= Tarzan and Jane (musical) =

Tarzan and Jane - The Musical is an Israeli musical that generally follows the plot described in the Edgar Rice Burroughs' novel Tarzan. The musical was presented in theaters across the country in 2004.

The children's play was produced by Tamir Productions (טמיר הפקות), directed by Hanoch Rosen, written by Efraim Sidon, costumed by These Kolesnik, was performed in the Hebrew language, and ran for 62 minutes.

This is one of four musicals by Tamir Productions, along with Speed and Magic Wheels, Peter Pan, the award-winning The Jungle Book (Hebrew Wikipedia article).

==Production==
In December 2004, the musical was performed 50 times in huge halls to nearly 100 000 spectators. Public demand during the year resulted in 100 performances being added.

The musical was released on DVD.

==Plot==
The story of "Tarzan" follows the adventures of an orphan baby, adopted by a family of gorillas and ultimately accepted as one of their own.
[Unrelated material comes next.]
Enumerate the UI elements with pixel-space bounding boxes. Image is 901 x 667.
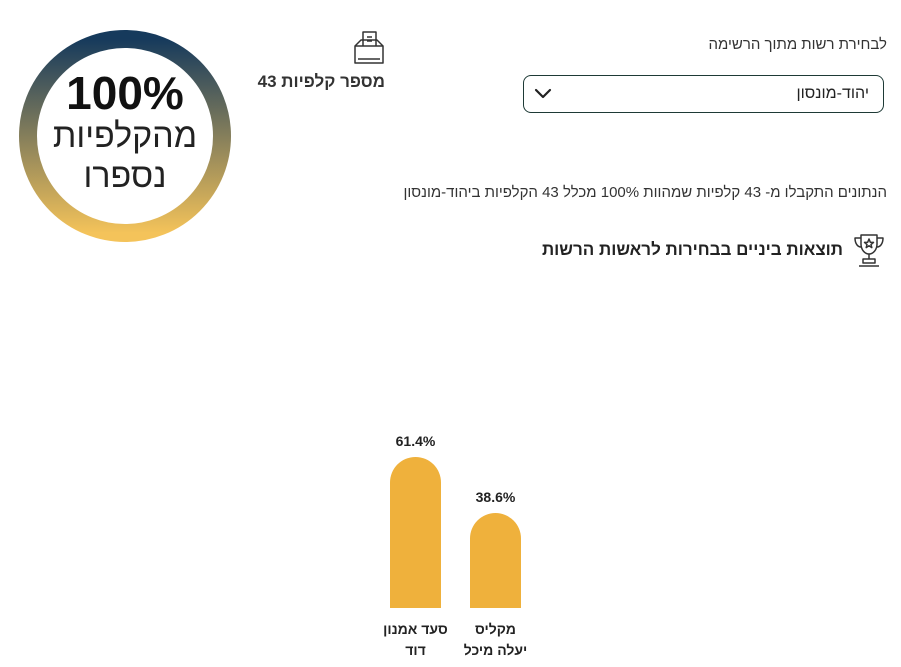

Tarzan grows and becomes a young man with the instincts of a brute force and athletic star. His life changes forever when he meets people, he makes contact with them and feel them immediate proximity inexplicable. Tarzan tries to find his place between the "two worlds": the animals who raised him and the human family to which it belongs by virtue of being human.

==Music==
Rhythmic songs, accompany the narrative, the ability to represent the movement of the musical group Tararam.

===List of songs===
The track list is below. A soundtrack was released.

1. Fun to be a Gorilla (כיף להיות גורילה )
2. The Three of us Together (שלושתנו ביחד)
3. Tarzan in the Trees (טרזן על העצים)
4. I am in the Jungle (אני בג'ונגל)
5. I am Tarzan, you are Jane אני טרזן ואת ג'יין
6. Love Song (שיר אהבה)
7. The Wild Song (שיר הפראים)
8. Monkey Monkey (קוף קוף)
9. Still Together (בכל זאת ביחד)
10. Mega Mix (מגה מיקס)

==Original cast (2004)==
- Tarzan – Yehuda Levi
- Jane – Yael Bar Zohar
- Cheetah the chimp – Tal Mosseri
- Jane's father – Israel Gurion
- Clayton – Yossi Toledo

==Tour cast (2005)==
- Tarzan – Guy Arieli
- Jane – Yael Duani

==Critical reception==
YNet wrote "Tarzan and Jane is a great show with a real plot. That old genre, in which players move really talented and beautiful and speak diction can understand it."